This paper was cited by a book from Diana Walstad.
http://depot.knaw.nl/3369/1/21259.pdf
The paper is cited here in its entirety for a reason(a full discussion).
It should be noted, this is for only 2 species of pklants that are very fast growing weedy species.
The results may not apply too all plants.
If we look at the various treatments in this paper, we can see that 2ppm of N-NH4 is really high, they also have a 5ppm treatment for both N-NH4 and N-NO3 where the growth rates are reduced compared to 2ppm.
NH4 is preferred if both nutrients are at the SAME concentrations.
Try adding 10-20ppm of NH4 sometime to an aquarium:icon_idea
We can and do do this for NO3 however. 19C is fairly cool water, and we can also see no CO2 enrichment is being used and that the light was pretty low.
Since we have fish, this issue no longer is a fair comparison. We cannot make the NH4 NO3 issue equal for aquarium management.
We can however, add plenty of NH4 to sediments without impacting the water column and the fish etc.
This study did not add some other nutrients for growth also.
We typically do and have some source coming in no matter what type method used for the aquariums(sediments, dosing, fish waste etc). A small 1 liter tank with only lake water and a fast growing weed will likely be limited by something other than these 3 measured parameters.
Also, adding CO2 will enhance growth rates by a factor of 10-20X, but only perhaps 3-4x at this low light level. So that will influence the results dramatically.
While interesting, from the aquarist perspective, management and what is best for plants is typically the question. Do we need higher growth rates?
Many cases, the answer is a resounding NO!
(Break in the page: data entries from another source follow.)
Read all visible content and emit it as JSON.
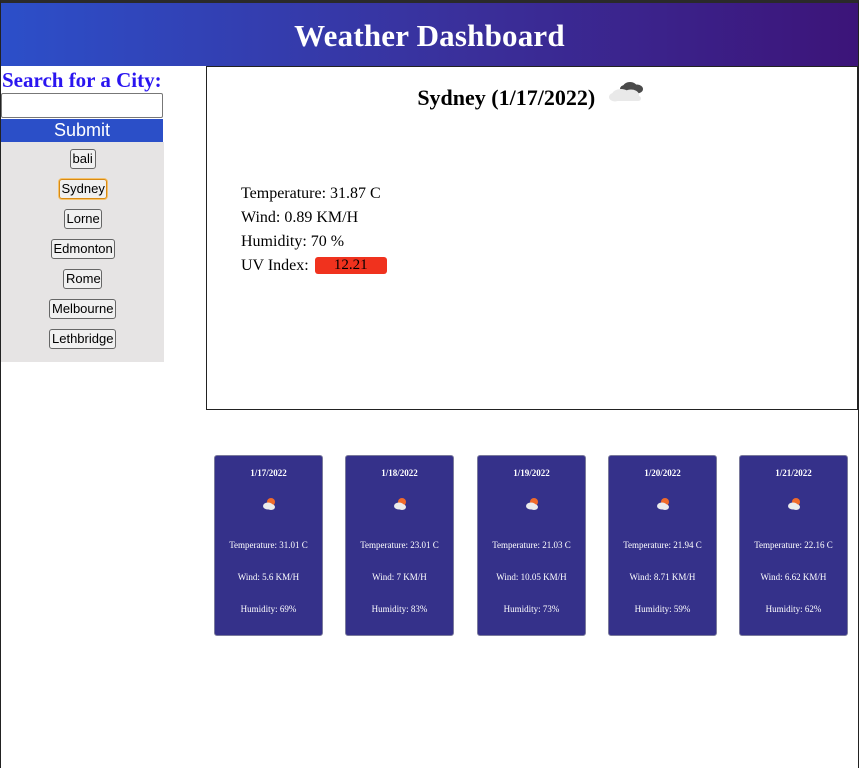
{
  "header": {
    "title": "Weather Dashboard"
  },
  "sidebar": {
    "search_heading": "Search for a City:",
    "search_value": "",
    "search_placeholder": "",
    "submit_label": "Submit",
    "history": [
      {
        "label": "bali",
        "active": false
      },
      {
        "label": "Sydney",
        "active": true
      },
      {
        "label": "Lorne",
        "active": false
      },
      {
        "label": "Edmonton",
        "active": false
      },
      {
        "label": "Rome",
        "active": false
      },
      {
        "label": "Melbourne",
        "active": false
      },
      {
        "label": "Lethbridge",
        "active": false
      }
    ]
  },
  "current": {
    "title": "Sydney (1/17/2022)",
    "icon": "broken-clouds-icon",
    "temperature": "Temperature: 31.87 C",
    "wind": "Wind: 0.89 KM/H",
    "humidity": "Humidity: 70 %",
    "uv_label": "UV Index:",
    "uv_value": "12.21",
    "uv_color": "#f0321e"
  },
  "forecast": [
    {
      "date": "1/17/2022",
      "icon": "partly-cloudy-day-icon",
      "temperature": "Temperature: 31.01 C",
      "wind": "Wind: 5.6 KM/H",
      "humidity": "Humidity: 69%"
    },
    {
      "date": "1/18/2022",
      "icon": "partly-cloudy-day-icon",
      "temperature": "Temperature: 23.01 C",
      "wind": "Wind: 7 KM/H",
      "humidity": "Humidity: 83%"
    },
    {
      "date": "1/19/2022",
      "icon": "partly-cloudy-day-icon",
      "temperature": "Temperature: 21.03 C",
      "wind": "Wind: 10.05 KM/H",
      "humidity": "Humidity: 73%"
    },
    {
      "date": "1/20/2022",
      "icon": "partly-cloudy-day-icon",
      "temperature": "Temperature: 21.94 C",
      "wind": "Wind: 8.71 KM/H",
      "humidity": "Humidity: 59%"
    },
    {
      "date": "1/21/2022",
      "icon": "partly-cloudy-day-icon",
      "temperature": "Temperature: 22.16 C",
      "wind": "Wind: 6.62 KM/H",
      "humidity": "Humidity: 62%"
    }
  ],
  "colors": {
    "header_start": "#2c4fc9",
    "header_end": "#3c1479",
    "search_heading": "#2a15f0",
    "submit_bg": "#2b4fc8",
    "card_bg": "#35318a",
    "history_bg": "#e6e4e4"
  }
}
Light is a better choice to changing the rates of growth to suit, it's much more stable, non toxic, easier to test, CO2 will also enhance growth far more than the choice between these two forms of N also.
Read the paper, but also realize that there's no traces being added(at least none in the methods is mentioned), and that CO2 enrichment and the many other species will/may respond differently.
And look at the management goal for yourself, you might not want more growth, particularly if you have figured out a good balance for light(generally less than you thought) and are using CO2 well.
This(NH4 vs NO3) is hardly any silver bullet.
Add more fish if you wanna dose NH4. Slow metered dosing of NH4, add it to the sediment etc.